Hypervalent chalcogenonium organocatalysis for the direct stereoselective synthesis of deoxyglycosides from hemiacetals

Abstract

Lewis acids are frequently used as catalysts in glycosylation reactions, however these reagents often suffer from significant limitations such as sensitivity to moisture and poor stereocontrol. Chalcogenonium catalysts have recently emerged as a new class of catalysts with improved Lewis acidity and stability. Here we describe a proof of concept study of the use of 1,2-oxaselenonium salts as effective organocatalysts for the direct and stereoselective dehydrative glycosylation with 1-hydroxy carbohydrates to give deoxyglycosides.

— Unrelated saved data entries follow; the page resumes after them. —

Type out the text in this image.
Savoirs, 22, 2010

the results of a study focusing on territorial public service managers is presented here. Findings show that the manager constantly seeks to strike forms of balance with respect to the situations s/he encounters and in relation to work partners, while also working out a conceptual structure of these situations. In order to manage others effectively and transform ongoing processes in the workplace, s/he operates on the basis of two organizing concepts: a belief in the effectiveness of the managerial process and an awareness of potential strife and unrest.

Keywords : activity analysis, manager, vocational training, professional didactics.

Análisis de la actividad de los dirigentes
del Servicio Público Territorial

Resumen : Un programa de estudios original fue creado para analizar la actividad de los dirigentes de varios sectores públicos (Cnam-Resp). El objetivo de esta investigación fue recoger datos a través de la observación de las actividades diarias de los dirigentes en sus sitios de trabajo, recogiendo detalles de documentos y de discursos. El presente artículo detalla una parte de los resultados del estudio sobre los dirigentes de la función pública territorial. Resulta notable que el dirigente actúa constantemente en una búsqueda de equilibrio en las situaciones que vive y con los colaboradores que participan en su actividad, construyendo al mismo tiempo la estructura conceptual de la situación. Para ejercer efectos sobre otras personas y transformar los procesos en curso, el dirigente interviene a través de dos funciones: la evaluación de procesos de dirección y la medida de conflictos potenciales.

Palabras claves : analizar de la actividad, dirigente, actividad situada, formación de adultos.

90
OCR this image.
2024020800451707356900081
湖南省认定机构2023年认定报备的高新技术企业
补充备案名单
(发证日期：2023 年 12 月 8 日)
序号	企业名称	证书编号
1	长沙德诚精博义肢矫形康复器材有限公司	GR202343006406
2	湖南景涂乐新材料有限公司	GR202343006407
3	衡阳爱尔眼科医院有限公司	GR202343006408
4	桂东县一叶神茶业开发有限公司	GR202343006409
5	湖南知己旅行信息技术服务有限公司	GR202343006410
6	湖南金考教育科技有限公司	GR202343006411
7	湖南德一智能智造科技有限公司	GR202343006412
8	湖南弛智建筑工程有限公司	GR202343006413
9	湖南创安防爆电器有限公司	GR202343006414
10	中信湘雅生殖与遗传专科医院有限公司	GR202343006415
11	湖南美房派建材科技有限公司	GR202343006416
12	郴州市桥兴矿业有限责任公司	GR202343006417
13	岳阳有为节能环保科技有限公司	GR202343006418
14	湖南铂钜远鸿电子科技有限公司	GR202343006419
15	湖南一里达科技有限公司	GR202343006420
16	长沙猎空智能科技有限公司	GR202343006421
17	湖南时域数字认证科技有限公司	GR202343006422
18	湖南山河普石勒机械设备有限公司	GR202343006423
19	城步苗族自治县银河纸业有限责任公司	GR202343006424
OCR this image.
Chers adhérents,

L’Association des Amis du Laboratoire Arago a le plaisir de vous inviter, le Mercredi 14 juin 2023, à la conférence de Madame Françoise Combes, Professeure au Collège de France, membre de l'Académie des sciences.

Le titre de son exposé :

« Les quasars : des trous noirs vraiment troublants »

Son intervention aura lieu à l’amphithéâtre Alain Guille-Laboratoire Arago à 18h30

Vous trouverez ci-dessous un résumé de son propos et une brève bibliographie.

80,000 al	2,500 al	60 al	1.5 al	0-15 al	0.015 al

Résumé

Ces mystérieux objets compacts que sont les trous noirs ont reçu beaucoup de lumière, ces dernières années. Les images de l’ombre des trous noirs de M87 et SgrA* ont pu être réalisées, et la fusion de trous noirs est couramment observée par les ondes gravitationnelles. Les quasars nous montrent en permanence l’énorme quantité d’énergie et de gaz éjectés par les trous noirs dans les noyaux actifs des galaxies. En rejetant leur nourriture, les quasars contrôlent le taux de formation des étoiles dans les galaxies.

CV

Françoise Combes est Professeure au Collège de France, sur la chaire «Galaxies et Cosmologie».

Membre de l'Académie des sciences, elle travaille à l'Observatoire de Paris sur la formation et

The reaction is high yielding, stereoselective and amenable to a wide range of nucleophiles, including primary, secondary and tertiary alcohols and thiols. Experimental and computational mechanistic investigations suggest that the reaction proceeds through a cooperative mechanism involving the hemiacetal donor, acceptor, and catalyst. In this process, the Lewis acidic selenonium catalyst activates the donor, while the incoming alcohol nucleophile engages in a stabilizing hydrogen-bond interaction with the chalcogenonium triflate counterion. DFT calculations suggest a loose S_N2-like transition state with a high degree of oxocarbenium ion character, reminiscent of the mechanism observed for glycosyl-modifying enzymes. The methodology is exemplified on the stereoselective synthesis of a tetrasaccharide in 52% yield.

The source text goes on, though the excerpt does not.